Hanno anche il coraggio di lamentarsi! Come possono parlare i vescovi italiani di vergogna o come può la Gelmini promettere di impugnare la sentenza che esclude gli insegnanti di religione dalla responsabilità di decidere la promozione o la bocciatura degli studenti?
In primo luogo è sempre stato così dal Concordato del 1984 e dall’intesa applicativa del 1985: dal momento che l’ora ”alternativa” alla religione non era e non è obbligatoria lo studente che si avvale dell’Insegnamento della religione cattolica (Irc) risulterebbe evidentemente avvantaggiato da una valutazione che si presume almeno ordinariamente positiva.

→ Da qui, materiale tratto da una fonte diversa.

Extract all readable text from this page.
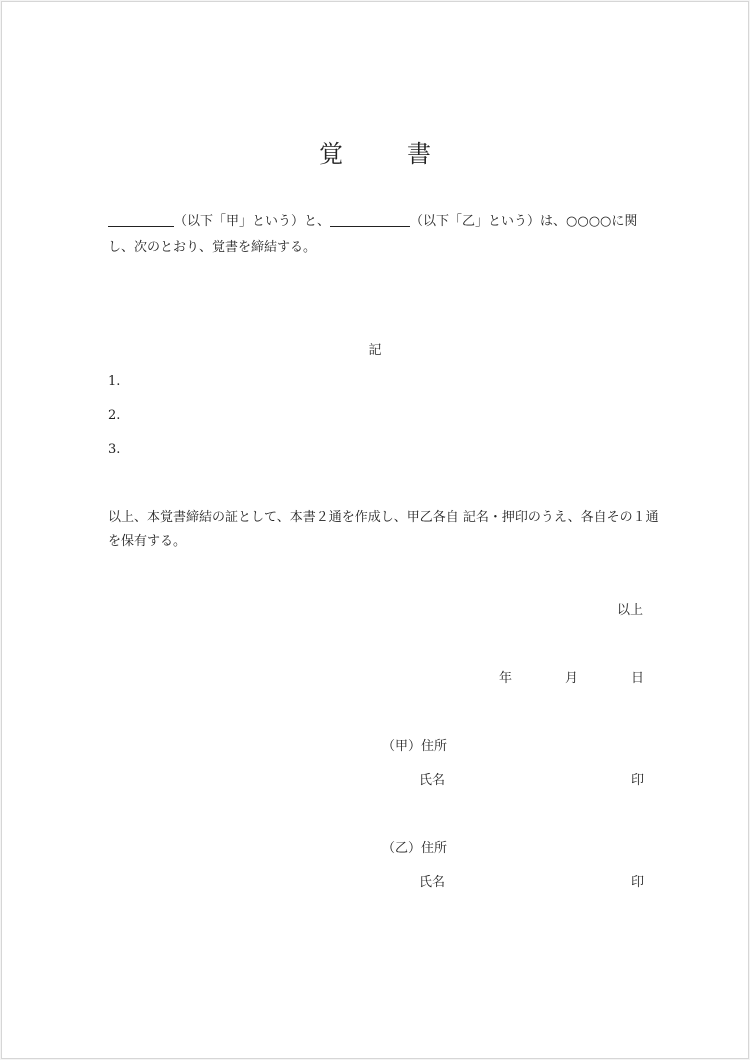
覚　書
（以下「甲」という）と、	（以下「乙」という）は、○○○○に関
し、次のとおり、覚書を締結する。
記
1.
2.
3.
以上、本覚書締結の証として、本書２通を作成し、甲乙各自 記名・押印のうえ、各自その１通
を保有する。
以上
年	月	日
（甲）住所
氏名	印
（乙）住所
氏名	印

Ma in secondo e più importante luogo i vescovi e la Gelmini dovranno prima o poi ammettere che l’esistenza dell’Irc è un privilegio inaccettabile in uno Stato laico: non si vuole mettere in discussione in alcun modo la competenza e la professionalità di gran parte dei docenti, tuttavia resta insoluto il nodo giuridico fondamentale.

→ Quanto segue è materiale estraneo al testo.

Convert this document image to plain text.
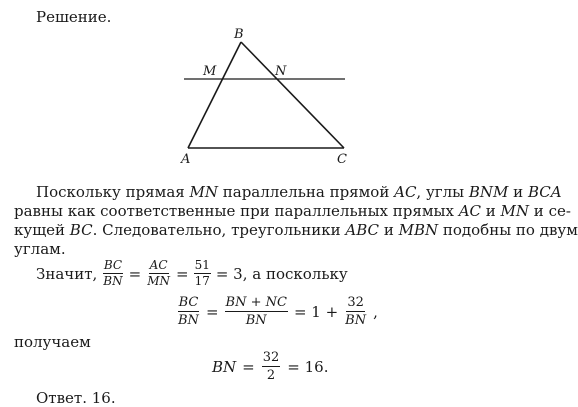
Решение.
B
M	N
A	C
Поскольку прямая MN параллельна прямой AC, углы BNM и BCA
равны как соответственные при параллельных прямых AC и MN и се-
кущей BC. Следовательно, треугольники ABC и MBN подобны по двум
углам.
Значит, $\frac{BC}{BN} = \frac{AC}{MN} = \frac{51}{17} = 3$, а поскольку
$\frac{BC}{BN} = \frac{BN + NC}{BN} = 1 + \frac{32}{BN}$ ,
получаем
BN = $\frac{32}{2} = 16$.
Ответ. 16.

Come è possibile che un incarico lavorativo pagato dallo Stato possa essere condizionato in modo determinante da un’idoneità dichiarata in modo temporaneo o permanente da un’autorità religiosa? E’ evidente il vantaggio di chi viene nominato rispetto a chi deve passare attraverso l’abilitazione ordinaria come pure la minaccia alla libertà di insegnamento ma anche di scelte esistenziali per chi è tenuto “a eccellere per ortodossia dottrinale, testimonianza coerente di vita cristiana e competenza professionale” (così recita il testo dell’idoneità).
Non il fatto religioso e la sua influenza – fasta e nefasta – sulla storia culturale, bensì l’Irc è istituzione da riformare in senso autenticamente laico, democratico e consono agli ordinamenti di una scuola dagli orizzonti europei.